Perhaps the most enticing aspect of the expansion is the zone instancing feature, which significantly updates the game and makes it more of a competitor among other online titles. Adventures will be custom tailored to the level of the group, and the group is given two hours (real time) to complete them. Groups will also have the option of going on a "hard" adventure instead of a normal one. A group is assigned an adventure and then directed to a waypoint, where they will cross over a threshold where no other players outside the group can enter. That way, players won't have to camp around spawn points with crowds of strangers in order to get monsters to fight. Additionally, the adventures will be designed to make good use of a given group's range of skills. Rogues will be needed to disarm the many traps or pick the treasure chest locks that litter the lost dungeons. The rewards for completing these adventures are tremendous as far as experience and loot.

There are numerous dungeons following five different graphical themes, but there is no random dungeon generator. For the most part, these new dungeons are pretty straightforward and don't offer anything new. You'll have to find something, defeat a creature, or rescue someone. In the long run, the adventuress amount to the same thing: Killing room after room of monsters until you reach your goal. The two-hour time limit works well in keeping the game exciting by compelling players to keep moving instead of sitting and taking a break. However, it's not hard to imagine how two-straight hours of beating down beasties can become dreadfully repetitive.

Augmentations items are magically imbued artifacts that can be fitted onto equipment to make them more powerful. This is especially useful for players who have reached level 65, who can no longer level through conventional means. Though some may be very powerful, and especially useful in the lost dungeons, they don't actually introduce any new concepts to the RPG genre. EverQuest's slightly updated interface, however, makes it much easier to find other players that are within a level range. While this is great for high-level players, new players once again get the short end of the stick. EverQuest doesn't allow for high-level players to group with significantly lower level players.
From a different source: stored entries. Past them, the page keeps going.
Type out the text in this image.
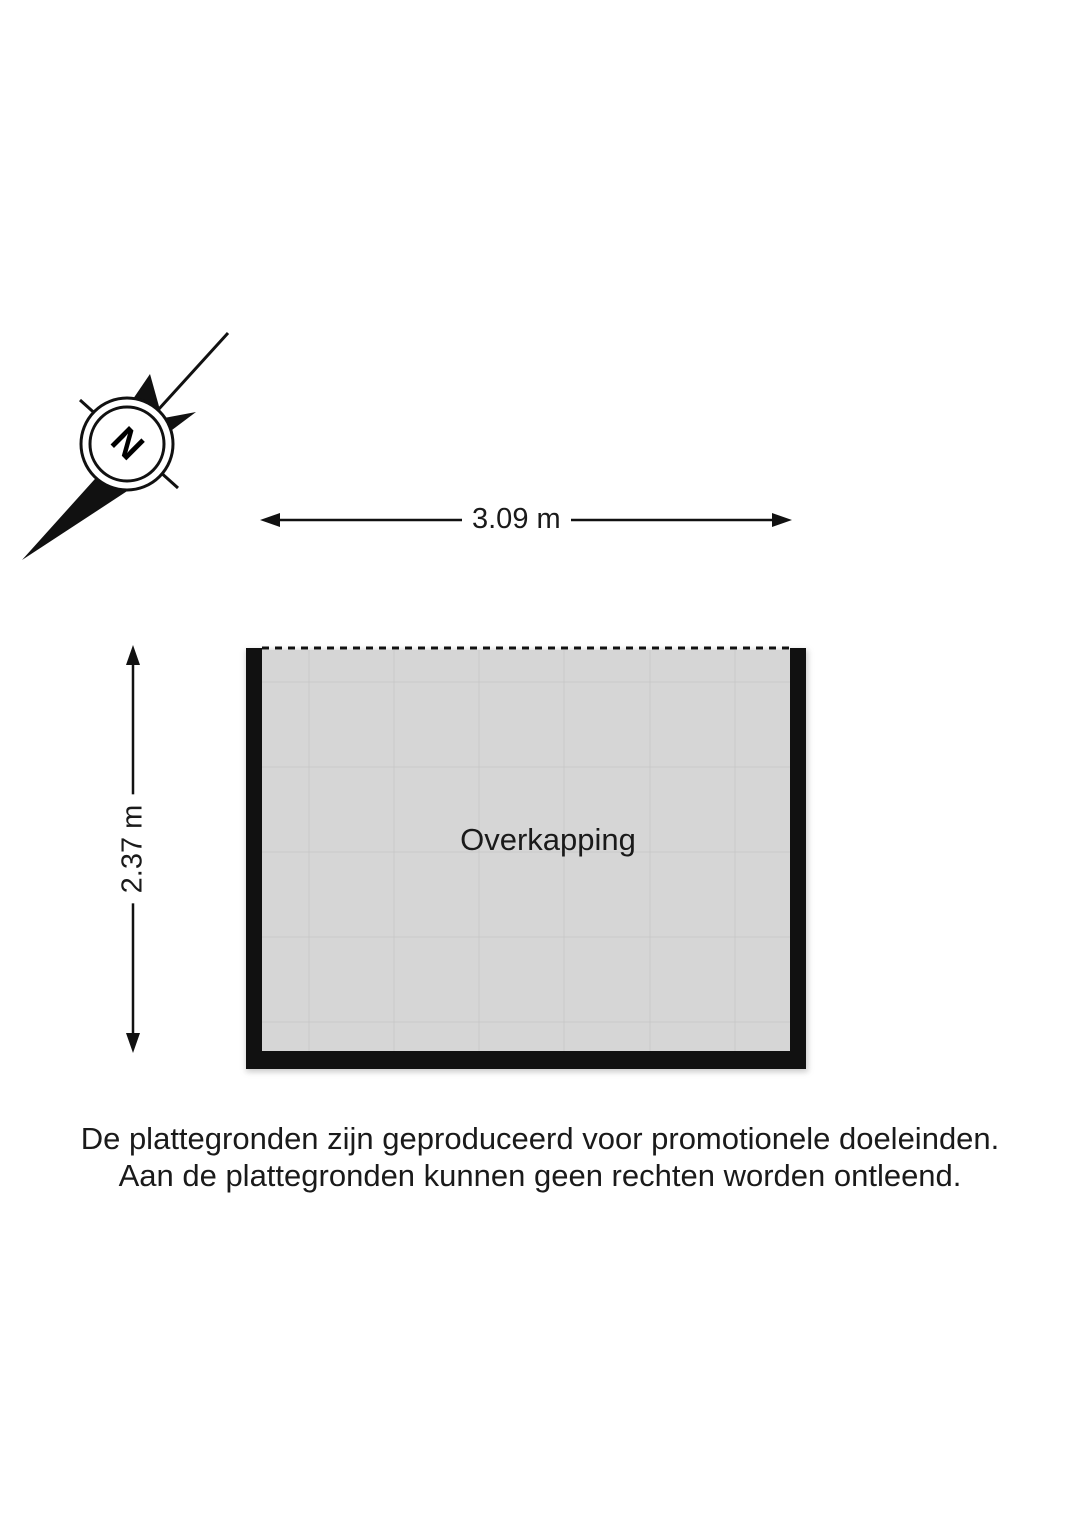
N
3.09 m
2.37 m	Overkapping
De plattegronden zijn geproduceerd voor promotionele doeleinden.
Aan de plattegronden kunnen geen rechten worden ontleend.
Also, most high-level players probably filter out messages from low-level newbies, making the interface upgrade only marginally beneficial to new players who are looking to get ahead.

In the end, The Lost Dungeons of Norrath is a expansion that is only beneficial to dedicated, long-standing players of EverQuest. Though it doesn't offer much that is new to the genre, it offers a few things that are new to EverQuest. The challenging adventures are sure to draw in elite players who are looking for something new. Those are are new need not look here.

The Score:

+ Mission zone instancing is introduced
+ Updated interface makes it easier to form groups
+ Augmentation items add an extra dimension to game
+/- Time limit missions are compelling, but make for repetitive gameplay
- Unable to solo play in lost dungeon adventures
- Not for new players
- No random dungeon generation

Bottom Line:

If you are already a long-time, die-hard player of EverQuest, your decision is already made. The new expansion adds a little bit of freshness to this long-standing title. Many of the new features makes it more of a competitor among other online titles. For people who haven't played before, or may have dropped out somewhere along the way, The Lost Dungeons of Norrath offers very little in the way of pulling them in.